In his words, as a community: “We’re carrying more risk, for longer, with less buffer.” Ross estimated the economic cost of disability and lost productivity in Australia now exceeds $140 billion each year. If we look at life insurance as an economic safety valve, Ross argued that it provides a double benefit:
- It pays benefits to individuals and families when certain life events occur; and
- It eases pressure on the public system by:
- supporting earlier treatment and rehabilitation
- helping more people get back to work
- reducing reliance on government‑funded support.
Ross’s modelling indicates life insurance currently delivers $20 billion in annual economic value, quietly offsetting:
- about $660 per taxpayer per year in direct costs, and
- a further $1,300 per taxpayer per year in broader avoided impacts.

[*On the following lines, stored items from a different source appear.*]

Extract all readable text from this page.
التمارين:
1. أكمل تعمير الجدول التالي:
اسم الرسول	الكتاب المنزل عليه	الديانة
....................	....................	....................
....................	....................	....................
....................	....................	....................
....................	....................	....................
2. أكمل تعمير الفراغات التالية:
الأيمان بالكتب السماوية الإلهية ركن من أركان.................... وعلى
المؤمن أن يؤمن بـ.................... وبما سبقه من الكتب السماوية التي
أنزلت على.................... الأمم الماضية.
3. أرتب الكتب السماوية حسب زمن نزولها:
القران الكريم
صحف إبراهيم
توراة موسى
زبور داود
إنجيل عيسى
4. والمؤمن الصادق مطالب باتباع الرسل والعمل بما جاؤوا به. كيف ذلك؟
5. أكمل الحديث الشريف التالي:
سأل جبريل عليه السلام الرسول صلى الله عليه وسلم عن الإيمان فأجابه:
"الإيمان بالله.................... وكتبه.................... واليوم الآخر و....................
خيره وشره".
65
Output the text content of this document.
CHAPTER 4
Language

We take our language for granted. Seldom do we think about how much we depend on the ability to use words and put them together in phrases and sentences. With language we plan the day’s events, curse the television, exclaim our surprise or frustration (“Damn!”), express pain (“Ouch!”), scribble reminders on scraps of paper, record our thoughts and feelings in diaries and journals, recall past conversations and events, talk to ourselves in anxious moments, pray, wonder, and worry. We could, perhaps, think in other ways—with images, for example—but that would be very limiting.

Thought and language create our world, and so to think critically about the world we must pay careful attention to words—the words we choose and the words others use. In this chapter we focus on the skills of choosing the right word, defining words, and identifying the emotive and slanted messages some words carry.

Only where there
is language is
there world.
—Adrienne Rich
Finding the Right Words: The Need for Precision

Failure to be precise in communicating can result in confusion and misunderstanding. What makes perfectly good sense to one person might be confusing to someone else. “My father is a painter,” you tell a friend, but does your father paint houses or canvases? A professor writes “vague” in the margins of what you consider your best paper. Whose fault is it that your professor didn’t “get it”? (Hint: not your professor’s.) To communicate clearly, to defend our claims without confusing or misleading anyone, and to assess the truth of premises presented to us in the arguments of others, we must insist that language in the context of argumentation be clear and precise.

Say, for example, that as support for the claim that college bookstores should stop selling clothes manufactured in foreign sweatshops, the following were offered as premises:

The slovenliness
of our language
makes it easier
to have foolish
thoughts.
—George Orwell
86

It basically acts as a shock absorber for the whole economy.
Despite its importance, life insurance still sits behind motor, home and health insurance for many households. Behaviour plays a big role:
- We tend to focus on visible risks (crashing the car, storm damage to the house).
- We underestimate the impact of illness or long‑term income loss.
- Clients often lean on the idea of “self‑insurance”.
Ross challenged that thinking: “When people choose not to insure, the risk doesn’t disappear, it shifts.”
In Australia, much of that cost ultimately shifts to the public system and taxpayers when people can’t work, need care, or run down savings faster than expected.
Ross said that we could see policy change in the future, and referenced incentives around private health insurance uptake and compulsory motor vehicle insurance as examples of how the government has looked to manage risk in the past.
One of Ross’s most practical insights is that good risk advice adds value even when there’s never a claim.
Modelling presented at RiskInfocus showed that structured insurance can improve long‑term outcomes through:
- more tax‑effective ownership and funding of premiums
- better alignment between cover, business structures and estate planning
- ongoing management as clients’ circumstances and legislation change.
Or, as Ross put it: “People make better financial decisions when they’re protected.”
Knowing that income, debts and family are protected allows clients to invest, plan and make decisions with more confidence, instead of reacting under pressure when life goes off script.
Where did Ross leave the conversation? His message and challenge to advisers was to rethink the conversation. To stop framing life insurance purely around “if you claim” stories, and start positioning it as:
- a pillar of family financial resilience, and
- a critical part of Australia’s broader economic framework.
The implication is clear. As Australia’s safety net comes under pressure, the responsibility increasingly shifts back to the individual and the family. The question is no longer whether risk exists, it’s how well it’s managed. That starts with pressure testing your current position:
- What would happen if income stopped tomorrow?
- How long would existing assets sustain your lifestyle?
- Where are the gaps?
At Hewison, we view risk management not as a standalone product, but as a core part of a well-structured financial strategy, designed to protect, enable and sustain long-term wealth. The reality is, risk doesn’t wait for the right time. Taking the time to properly assess and structure your cover today can change the decisions you’re able to make tomorrow.